This is amazing. The number of crawlers that don’t respect crawling directives is out of hand. Feed them garbage till they can’t pay their bills.
Cloudflare announces AI Labyrinth, which uses AI-generated content to confuse and waste the resources of AI Crawlers and bots that ignore “no crawl” directives.
Submitted 2 days ago by Tea@programming.dev to technology@lemmy.zip
https://blog.cloudflare.com/ai-labyrinth/
Comments
draughtcyclist@lemmy.world 1 day ago
vermaterc@lemmy.ml 2 days ago
On the one hand this is good news, because allowing stealing data from websites we would just financially kill those who produce legitimate data (e.g. news site would have articles stolen without receiving add revenue as only bots visit them).
On the other hand - AI tools will get dumber, which makes me sad because I personally hoped for having one day a supercharged assistant that reads and summarises Internet for me. Tools like Perplexity creating research on given topics looked very promising
possiblylinux127@lemmy.zip 1 day ago
Calling it “stealing” is a stretch. The website is just serving up a page to a server. There is no theft in that. Is it fair to journalism? Not really but by your definition any person who views a page is stealing by sending the request to the server.
Unless you are saying that it is somehow theft to deprive them of revenue. In that case it would be theft just by walking into a store and not buying what the store wants you to buy.
vermaterc@lemmy.ml 1 day ago
Imagine a website showing a weather forecast. Maintainers of this page are running a webserver and a service that analyse raw meteorological data to calculate tomorrow’s weather. In exchange they are making money out of ads.

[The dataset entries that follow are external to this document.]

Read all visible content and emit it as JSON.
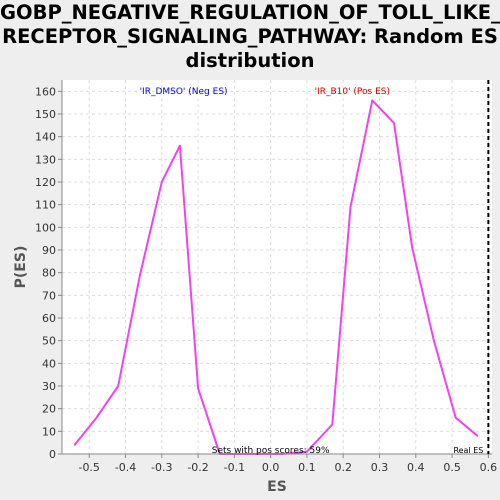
{
  "chart_data": {
    "type": "line",
    "title_lines": [
      "GOBP_NEGATIVE_REGULATION_OF_TOLL_LIKE_",
      "RECEPTOR_SIGNALING_PATHWAY: Random ES",
      "distribution"
    ],
    "xlabel": "ES",
    "ylabel": "P(ES)",
    "xlim": [
      -0.575,
      0.61
    ],
    "ylim": [
      0,
      165
    ],
    "x_ticks": [
      "-0.5",
      "-0.4",
      "-0.3",
      "-0.2",
      "-0.1",
      "0.0",
      "0.1",
      "0.2",
      "0.3",
      "0.4",
      "0.5",
      "0.6"
    ],
    "y_ticks": [
      "0",
      "10",
      "20",
      "30",
      "40",
      "50",
      "60",
      "70",
      "80",
      "90",
      "100",
      "110",
      "120",
      "130",
      "140",
      "150",
      "160"
    ],
    "grid": true,
    "line_color": "#ee44ee",
    "series": [
      {
        "x": [
          -0.54,
          -0.48,
          -0.42,
          -0.36,
          -0.3,
          -0.25,
          -0.2,
          -0.14,
          -0.09,
          -0.03,
          0.03,
          0.1,
          0.17,
          0.22,
          0.28,
          0.34,
          0.39,
          0.45,
          0.51,
          0.57
        ],
        "y": [
          4,
          16,
          30,
          79,
          120,
          136,
          29,
          0,
          0,
          0,
          0,
          1,
          13,
          109,
          156,
          146,
          91,
          50,
          16,
          8
        ]
      }
    ],
    "annotations": [
      {
        "text": "'IR_DMSO' (Neg ES)",
        "x": -0.24,
        "y": 160,
        "color": "#0000cc"
      },
      {
        "text": "'IR_B10' (Pos ES)",
        "x": 0.225,
        "y": 160,
        "color": "#cc0000"
      },
      {
        "text": "Sets with pos scores: 59%",
        "x": 0.0,
        "y": 1,
        "color": "#000000"
      },
      {
        "text": "Real ES",
        "x": 0.545,
        "y": 1,
        "color": "#000000"
      }
    ],
    "real_es_x": 0.6
  }
}
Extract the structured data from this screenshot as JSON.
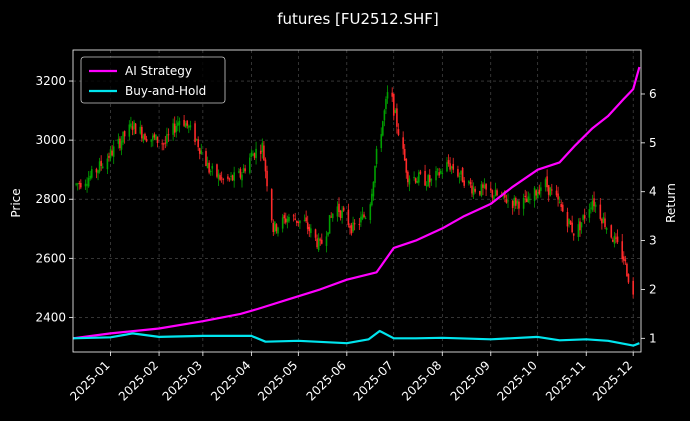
{
  "chart_data": {
    "type": "line",
    "title": "futures [FU2512.SHF]",
    "xlabel": "",
    "ylabel_left": "Price",
    "ylabel_right": "Return",
    "x_range": [
      "2024-12-08",
      "2025-12-06"
    ],
    "x_ticks": [
      "2025-01",
      "2025-02",
      "2025-03",
      "2025-04",
      "2025-05",
      "2025-06",
      "2025-07",
      "2025-08",
      "2025-09",
      "2025-10",
      "2025-11",
      "2025-12"
    ],
    "price_axis": {
      "ylim": [
        2283,
        3305
      ],
      "ticks": [
        2400,
        2600,
        2800,
        3000,
        3200
      ]
    },
    "return_axis": {
      "ylim": [
        0.72,
        6.9
      ],
      "ticks": [
        1,
        2,
        3,
        4,
        5,
        6
      ]
    },
    "grid": true,
    "legend": "top-left",
    "colors": {
      "background": "#000000",
      "grid": "#555555",
      "candle_up": "#00a000",
      "candle_down": "#ff2a2a",
      "ai_strategy": "#ff00ff",
      "buy_and_hold": "#00e5ee"
    },
    "candles": {
      "description_dates": [
        "2024-12-10",
        "2024-12-20",
        "2025-01-02",
        "2025-01-15",
        "2025-01-25",
        "2025-02-05",
        "2025-02-15",
        "2025-02-25",
        "2025-03-05",
        "2025-03-15",
        "2025-03-25",
        "2025-04-01",
        "2025-04-08",
        "2025-04-15",
        "2025-04-25",
        "2025-05-05",
        "2025-05-15",
        "2025-05-25",
        "2025-06-05",
        "2025-06-15",
        "2025-06-20",
        "2025-06-28",
        "2025-07-10",
        "2025-07-25",
        "2025-08-05",
        "2025-08-20",
        "2025-09-01",
        "2025-09-15",
        "2025-09-25",
        "2025-10-05",
        "2025-10-15",
        "2025-10-25",
        "2025-11-05",
        "2025-11-15",
        "2025-11-25",
        "2025-12-01"
      ],
      "close": [
        2850,
        2880,
        2960,
        3050,
        3010,
        2990,
        3080,
        3000,
        2900,
        2860,
        2880,
        2950,
        2980,
        2700,
        2740,
        2720,
        2640,
        2780,
        2700,
        2760,
        2950,
        3180,
        2880,
        2860,
        2920,
        2840,
        2820,
        2790,
        2790,
        2860,
        2780,
        2680,
        2800,
        2700,
        2600,
        2470
      ]
    },
    "series": [
      {
        "name": "AI Strategy",
        "x": [
          "2024-12-08",
          "2025-01-01",
          "2025-02-01",
          "2025-03-01",
          "2025-03-25",
          "2025-04-05",
          "2025-04-25",
          "2025-05-15",
          "2025-06-01",
          "2025-06-20",
          "2025-07-01",
          "2025-07-15",
          "2025-08-01",
          "2025-08-15",
          "2025-09-01",
          "2025-09-15",
          "2025-10-01",
          "2025-10-15",
          "2025-10-25",
          "2025-11-05",
          "2025-11-15",
          "2025-11-25",
          "2025-12-01",
          "2025-12-05"
        ],
        "values": [
          1.0,
          1.1,
          1.2,
          1.35,
          1.5,
          1.6,
          1.8,
          2.0,
          2.2,
          2.35,
          2.85,
          3.0,
          3.25,
          3.5,
          3.75,
          4.1,
          4.45,
          4.6,
          4.95,
          5.3,
          5.55,
          5.9,
          6.1,
          6.55
        ]
      },
      {
        "name": "Buy-and-Hold",
        "x": [
          "2024-12-08",
          "2025-01-01",
          "2025-01-15",
          "2025-02-01",
          "2025-03-01",
          "2025-04-01",
          "2025-04-10",
          "2025-05-01",
          "2025-06-01",
          "2025-06-15",
          "2025-06-22",
          "2025-07-01",
          "2025-07-15",
          "2025-08-01",
          "2025-09-01",
          "2025-10-01",
          "2025-10-15",
          "2025-11-01",
          "2025-11-15",
          "2025-12-01",
          "2025-12-05"
        ],
        "values": [
          1.0,
          1.02,
          1.1,
          1.03,
          1.05,
          1.05,
          0.93,
          0.95,
          0.9,
          0.98,
          1.15,
          1.0,
          1.0,
          1.01,
          0.98,
          1.03,
          0.96,
          0.98,
          0.95,
          0.85,
          0.9
        ]
      }
    ]
  }
}
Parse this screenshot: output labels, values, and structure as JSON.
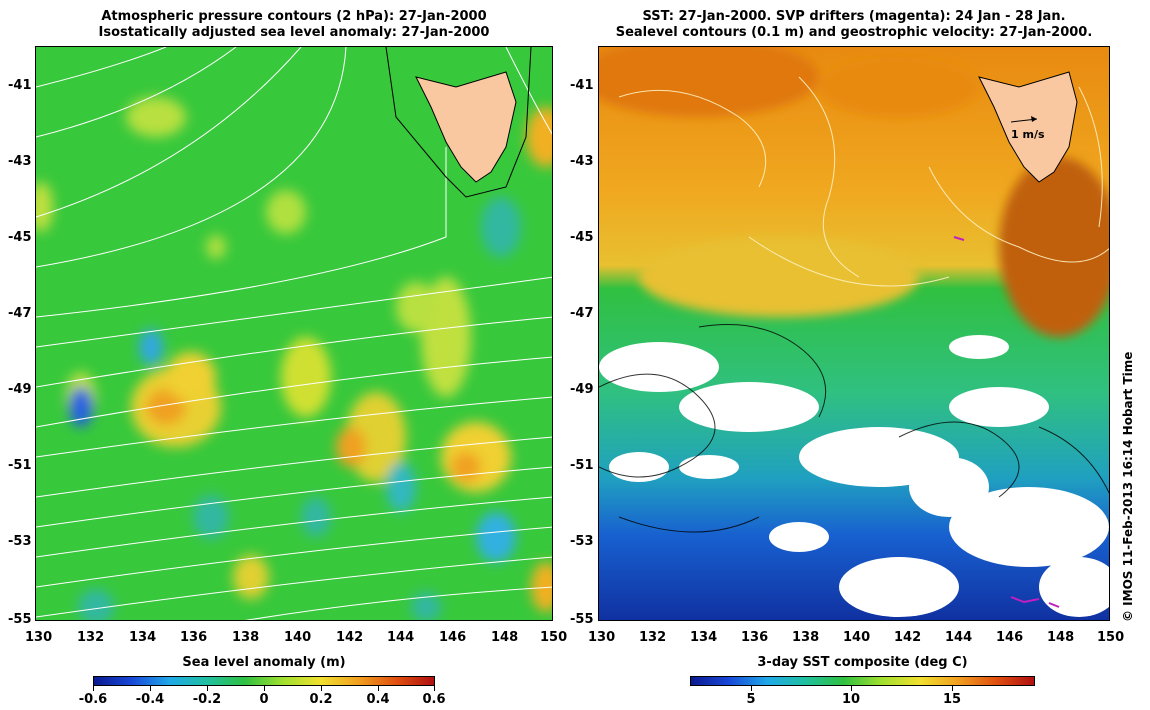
{
  "left_panel": {
    "title_line1": "Atmospheric pressure contours (2 hPa): 27-Jan-2000",
    "title_line2": "Isostatically adjusted sea level anomaly: 27-Jan-2000",
    "colorbar_title": "Sea level anomaly (m)",
    "colorbar_ticks": [
      "-0.6",
      "-0.4",
      "-0.2",
      "0",
      "0.2",
      "0.4",
      "0.6"
    ],
    "colorbar_range": [
      -0.6,
      0.6
    ]
  },
  "right_panel": {
    "title_line1": "SST: 27-Jan-2000. SVP drifters (magenta): 24 Jan - 28 Jan.",
    "title_line2": "Sealevel contours (0.1 m) and geostrophic velocity: 27-Jan-2000.",
    "colorbar_title": "3-day SST composite (deg C)",
    "colorbar_ticks": [
      "5",
      "10",
      "15"
    ],
    "colorbar_range": [
      2,
      19
    ],
    "velocity_scale_label": "1 m/s"
  },
  "axes": {
    "lat_ticks": [
      "-41",
      "-43",
      "-45",
      "-47",
      "-49",
      "-51",
      "-53",
      "-55"
    ],
    "lat_range": [
      -40,
      -55
    ],
    "lon_ticks": [
      "130",
      "132",
      "134",
      "136",
      "138",
      "140",
      "142",
      "144",
      "146",
      "148",
      "150"
    ],
    "lon_range": [
      130,
      150
    ]
  },
  "credit": "© IMOS 11-Feb-2013 16:14 Hobart Time",
  "colors": {
    "land": "#f9c8a0",
    "ocean_green": "#2fc83c",
    "warm_orange": "#e8a020",
    "cold_blue": "#1840c0",
    "contour_white": "#ffffff",
    "drifter_magenta": "#c020c0"
  }
}
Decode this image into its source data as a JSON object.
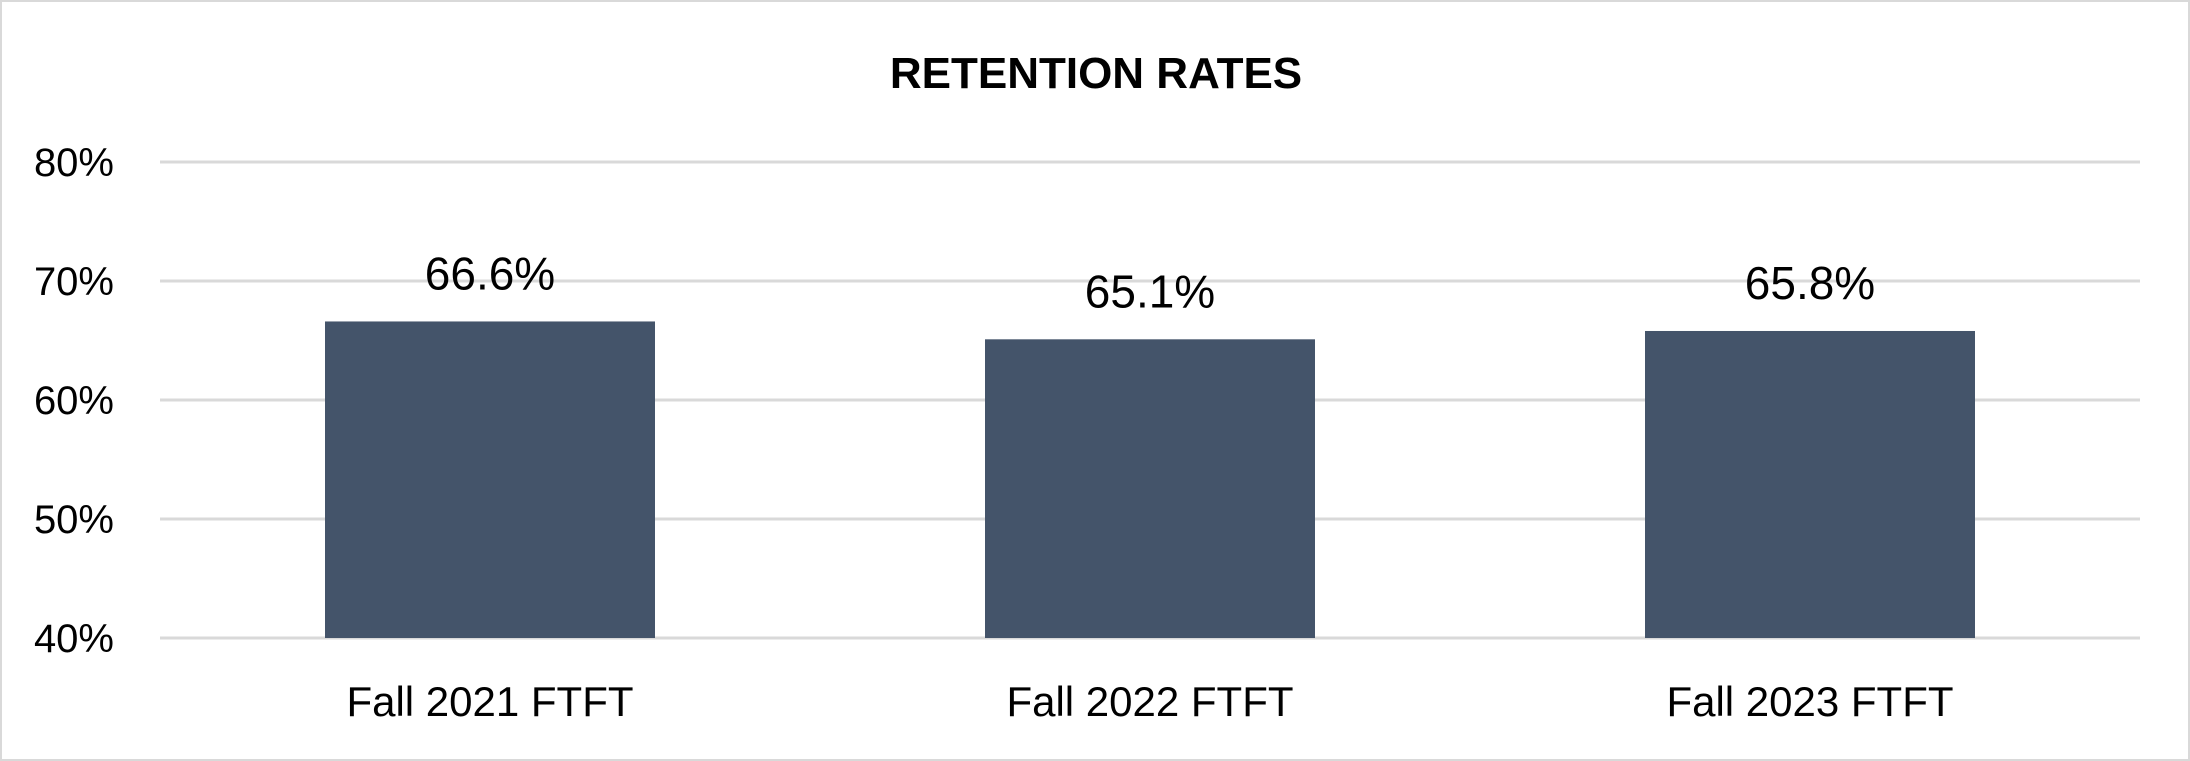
{
  "chart_data": {
    "type": "bar",
    "title": "RETENTION RATES",
    "xlabel": "",
    "ylabel": "",
    "categories": [
      "Fall 2021 FTFT",
      "Fall 2022 FTFT",
      "Fall 2023 FTFT"
    ],
    "values": [
      66.6,
      65.1,
      65.8
    ],
    "data_labels": [
      "66.6%",
      "65.1%",
      "65.8%"
    ],
    "ylim": [
      40,
      80
    ],
    "yticks": [
      40,
      50,
      60,
      70,
      80
    ],
    "ytick_labels": [
      "40%",
      "50%",
      "60%",
      "70%",
      "80%"
    ],
    "grid": true,
    "legend": "none",
    "bar_color": "#44546a",
    "grid_color": "#d9d9d9"
  }
}
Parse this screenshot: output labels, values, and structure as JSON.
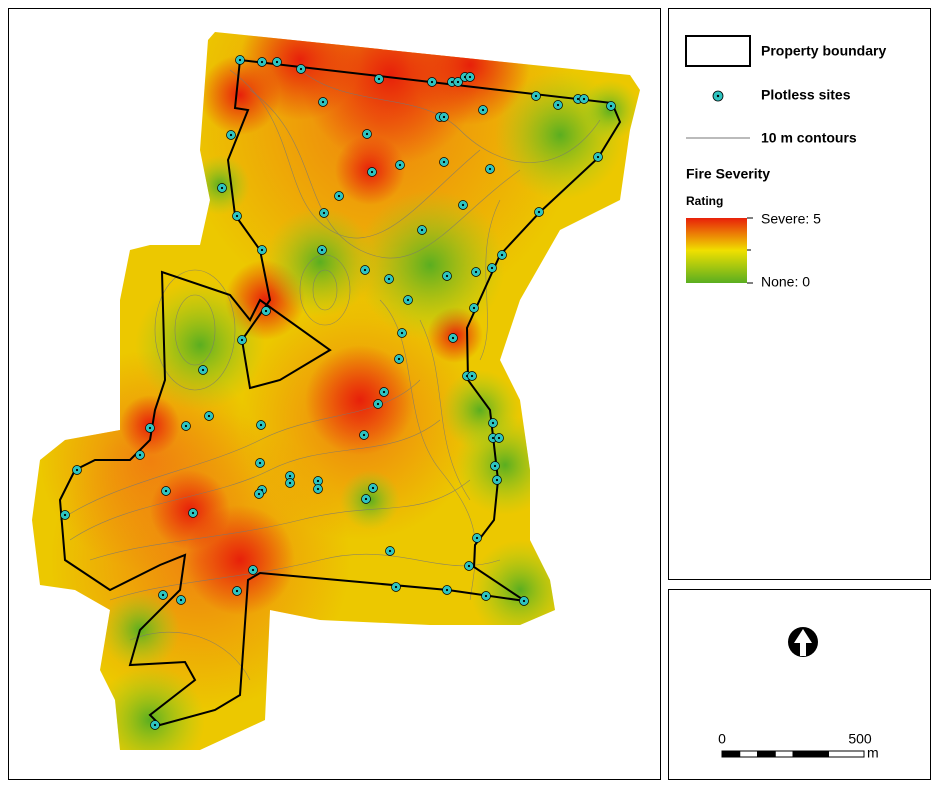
{
  "legend": {
    "boundary": "Property boundary",
    "sites": "Plotless sites",
    "contours": "10 m contours",
    "severity_title": "Fire Severity",
    "rating": "Rating",
    "high": "Severe: 5",
    "low": "None: 0"
  },
  "scale_bar": {
    "start": "0",
    "end": "500",
    "unit": "m"
  }
}
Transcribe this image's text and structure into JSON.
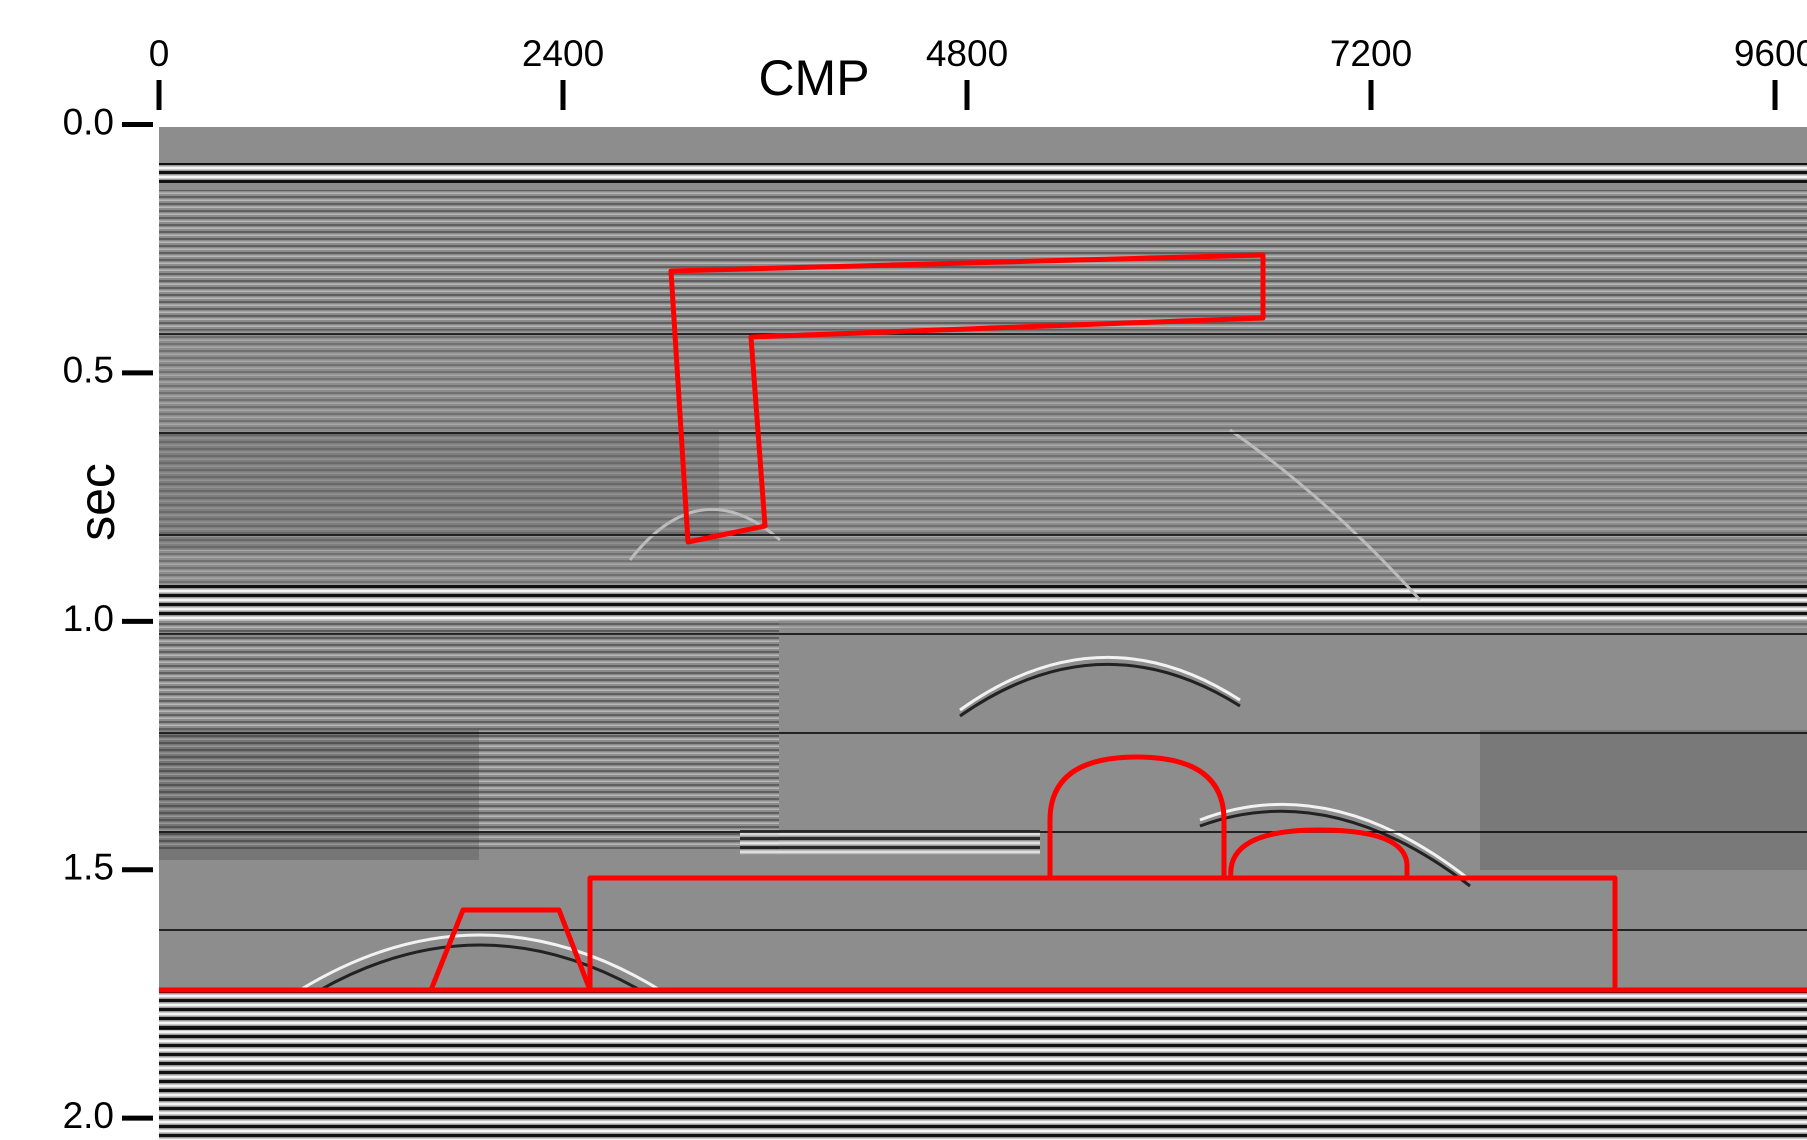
{
  "chart_data": {
    "type": "image",
    "xlabel": "CMP",
    "ylabel": "sec",
    "xlim": [
      0,
      9790
    ],
    "xticks": [
      0,
      2400,
      4800,
      7200,
      9600
    ],
    "ylim": [
      0,
      2.04
    ],
    "yticks": [
      {
        "value": 0,
        "label": "0.0"
      },
      0.5,
      {
        "value": 1,
        "label": "1.0"
      },
      1.5,
      {
        "value": 2,
        "label": "2.0"
      }
    ]
  }
}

Now there is an AI agent that enters that page on behalf of user, gets the forecast and show it back to user. User never sees an ad, maintainer never sees his revenue. How is that not stealing?
jlow@beehaw.org 1 day ago
Not sure if throwing resource-wasting technology at a resource-wasting problem is a cool idea on an already burning planet …
possiblylinux127@lemmy.zip 1 day ago
Honestly we need a proof of work web standard. There should be an optional proof a work that a server can require.